RWD and RWE are already contributing to regulatory decision-making in Germany, where health data labs (HDL) have been created and will soon be accessible to researchers, including industry. The main focus of HDL is to provide insurance claims and electronic health records (EHR) data for secondary use to optimize the research process, enable RWE research, and support regulatory and advisory activities. It emphasizes the importance of deep knowledge about data-generating processes and the requirements of researchers. Alongside this effort in Germany, other ongoing pilots are helping to pave the way, as all EU countries prepare for implementation of the European Health Data Space (EHDS).

EMA’s workplan for enabling the safe and responsible use of AI is shown below.

Lessons Learned from ICH M14

One recent industry exercise assessed and contrasted EMA, FDA, and ICH M14 guidelines (“General Principles on Plan, Design and Analysis of Pharmacoepidemiological Studies That Utilize Real-World Data for Safety Assessment of Medicines”) in terms of data accuracy, completeness, reliability, representativeness, and other relevant criteria, and generated a call to address the impact of inconsistent data quality frameworks and key considerations for harmonizing them.

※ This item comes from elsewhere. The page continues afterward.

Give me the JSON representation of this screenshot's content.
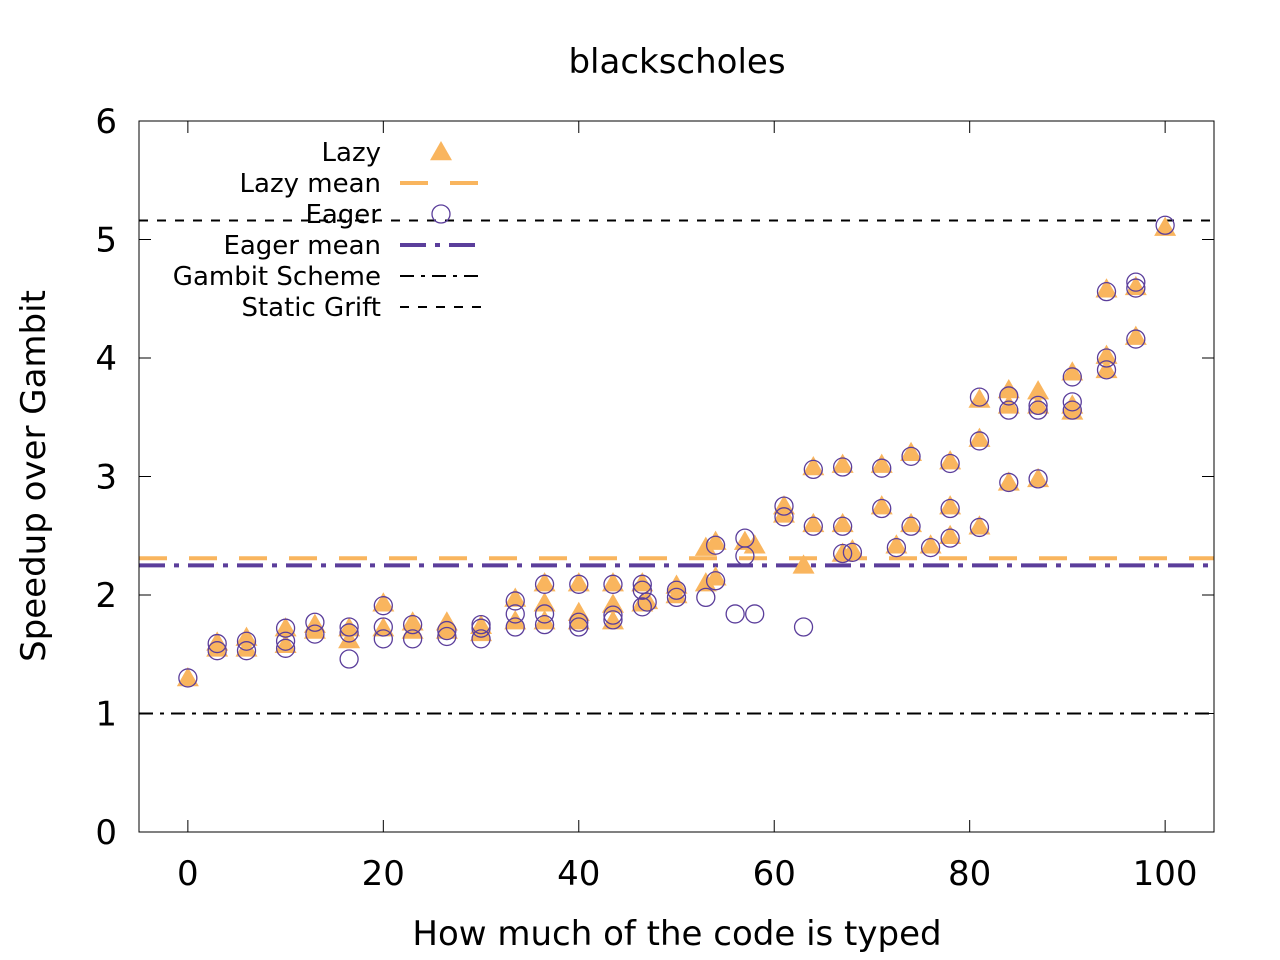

A complementary presentation identified use of RWE for efficacy and effectiveness in public assessment reports from regulatory and HTA bodies (86 submissions across 11 authorities) to identify research methods that most closely correlated with RWE acceptability.

One member of the ICH M14 working group has noted that the original authors heavily based their initial work on North American and European guidelines and were unintentionally excluding other regions; more countries were involved as the process moved forward. Flexibility and focus are essential: flexible enough to incorporate diverse requirements across different jurisdictions while developing guidance; and focused on the overall framework and principles, but not on too many details, such as specific study designs. Pairing up reviewers from different agencies in subgroups has proven successful in adjudicating comments to this guideline.

Conclusions

These common themes are emerging across Europe in the use of RWE and AI in clinical research and drug development:

• Enabling the use and acceptance of both AI and RWD/E requires high-quality data, transparency, and traceability, which in turn will lead to improved predictability and trust in the data.
• Major advances in AI and RWE alongside increasingly adaptive evidence-generation pathways will be particularly beneficial to underrepresented populations, such as WoCBA, and will allow them to participate earlier in the development cycle of new medicines.
• As AI and RWE become more embedded in drug development, regulators and drug developers continue to upskill their workforce, while it is expected that the content and structure of dossiers will remain the same (e.g., aligning with the CTD structure). Progress toward globally aligned regulatory frameworks for RWE and AI is very much welcomed by all stakeholders.